PATTY ROLLS 
4 c. flour
1 c. shortening
1/3 c. sugar
1 tsp. salt
1 c. milk scalded and cooled
1 pkg. dry yeast
2 eggs, beaten
Melted butter
Cinnamon-sugar mixture
Proportions as desired

Combine flour, shortening, sugar and salt; mix as for a pie crust. Scald milk and cool, dissolve yeast in milk. Add beaten eggs to milk-yeast mixture. Add liquid to flour-shortening mixture. Mix well. Refrigerate dough several hours or overnight.

When ready to bake, divide dough into 3 equal parts. Roll each portion into a circle, 1/8 to 1/4 inch thick. Spread circle with melted butter and sprinkle with cinnamon-sugar mixture.

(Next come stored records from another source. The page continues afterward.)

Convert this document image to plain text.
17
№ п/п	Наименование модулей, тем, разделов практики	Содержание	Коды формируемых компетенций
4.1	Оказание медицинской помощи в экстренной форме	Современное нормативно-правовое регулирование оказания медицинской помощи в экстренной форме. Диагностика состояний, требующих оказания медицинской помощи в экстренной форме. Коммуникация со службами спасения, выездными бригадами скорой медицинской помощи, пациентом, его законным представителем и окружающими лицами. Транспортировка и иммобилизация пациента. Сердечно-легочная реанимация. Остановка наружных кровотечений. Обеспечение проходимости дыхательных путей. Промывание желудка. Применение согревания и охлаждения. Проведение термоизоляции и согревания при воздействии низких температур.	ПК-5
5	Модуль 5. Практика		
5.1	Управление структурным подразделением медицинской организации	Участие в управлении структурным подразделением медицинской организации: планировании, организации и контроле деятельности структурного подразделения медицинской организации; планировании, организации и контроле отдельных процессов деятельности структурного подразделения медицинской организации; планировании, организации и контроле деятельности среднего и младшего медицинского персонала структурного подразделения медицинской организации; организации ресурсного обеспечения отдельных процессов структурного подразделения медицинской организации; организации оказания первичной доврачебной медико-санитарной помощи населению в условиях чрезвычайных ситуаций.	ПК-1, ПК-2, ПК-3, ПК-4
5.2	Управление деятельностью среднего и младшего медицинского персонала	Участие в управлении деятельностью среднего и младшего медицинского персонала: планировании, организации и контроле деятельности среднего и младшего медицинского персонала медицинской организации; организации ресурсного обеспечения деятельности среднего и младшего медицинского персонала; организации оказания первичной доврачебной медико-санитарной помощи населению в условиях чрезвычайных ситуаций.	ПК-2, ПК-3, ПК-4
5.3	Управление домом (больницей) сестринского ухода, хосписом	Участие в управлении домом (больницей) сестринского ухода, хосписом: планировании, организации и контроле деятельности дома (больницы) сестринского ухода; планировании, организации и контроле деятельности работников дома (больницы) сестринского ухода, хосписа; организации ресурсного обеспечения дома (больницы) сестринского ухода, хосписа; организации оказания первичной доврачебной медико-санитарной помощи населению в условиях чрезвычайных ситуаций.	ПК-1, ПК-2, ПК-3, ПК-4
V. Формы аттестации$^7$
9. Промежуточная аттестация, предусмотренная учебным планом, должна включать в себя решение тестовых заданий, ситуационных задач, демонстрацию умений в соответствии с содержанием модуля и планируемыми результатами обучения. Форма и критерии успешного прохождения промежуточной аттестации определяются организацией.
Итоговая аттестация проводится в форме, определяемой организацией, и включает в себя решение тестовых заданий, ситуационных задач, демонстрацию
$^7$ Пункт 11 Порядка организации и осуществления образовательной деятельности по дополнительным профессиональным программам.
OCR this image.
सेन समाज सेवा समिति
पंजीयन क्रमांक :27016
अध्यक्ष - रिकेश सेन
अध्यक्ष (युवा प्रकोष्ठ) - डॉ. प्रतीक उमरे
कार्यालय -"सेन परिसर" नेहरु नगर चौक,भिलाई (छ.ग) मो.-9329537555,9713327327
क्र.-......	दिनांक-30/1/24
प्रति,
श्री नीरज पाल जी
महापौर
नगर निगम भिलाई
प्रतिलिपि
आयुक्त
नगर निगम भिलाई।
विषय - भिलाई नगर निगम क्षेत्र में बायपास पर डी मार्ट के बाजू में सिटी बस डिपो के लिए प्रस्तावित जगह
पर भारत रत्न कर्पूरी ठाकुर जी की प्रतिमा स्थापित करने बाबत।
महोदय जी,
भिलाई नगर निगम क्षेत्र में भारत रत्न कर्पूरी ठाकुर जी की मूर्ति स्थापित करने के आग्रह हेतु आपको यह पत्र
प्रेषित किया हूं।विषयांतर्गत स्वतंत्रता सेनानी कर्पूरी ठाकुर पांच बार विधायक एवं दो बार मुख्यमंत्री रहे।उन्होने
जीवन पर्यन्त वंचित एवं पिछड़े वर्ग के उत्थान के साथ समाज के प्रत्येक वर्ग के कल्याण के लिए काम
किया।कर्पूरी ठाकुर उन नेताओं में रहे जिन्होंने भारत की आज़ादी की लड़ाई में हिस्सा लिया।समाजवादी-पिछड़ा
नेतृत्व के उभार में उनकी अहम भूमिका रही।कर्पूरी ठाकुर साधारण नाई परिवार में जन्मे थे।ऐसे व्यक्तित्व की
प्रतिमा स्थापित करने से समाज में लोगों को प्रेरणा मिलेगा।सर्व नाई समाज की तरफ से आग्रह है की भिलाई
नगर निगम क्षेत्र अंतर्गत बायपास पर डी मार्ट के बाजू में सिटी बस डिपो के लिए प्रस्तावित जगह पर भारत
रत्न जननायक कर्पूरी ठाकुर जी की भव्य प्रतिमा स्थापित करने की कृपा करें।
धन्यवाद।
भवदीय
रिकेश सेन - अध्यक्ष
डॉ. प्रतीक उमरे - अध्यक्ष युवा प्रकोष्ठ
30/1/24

Cut dough into pie-shaped wedges and roll each piece toward the point. Place on ungreased cookie sheet. Repeat with other two parts of dough. Cover with towel and let rise about 1 hour. Bake at 350 degrees for 15 to 20 minutes. Frost when cool.

FRENCH FROSTING:

4 tbsp. butter, softened
2 c. powdered sugar
1 egg
1 tsp. vanilla

Cream butter and sugar. Add unbeaten egg. Beat until smooth. Add vanilla. Add more powdered sugar if necessary.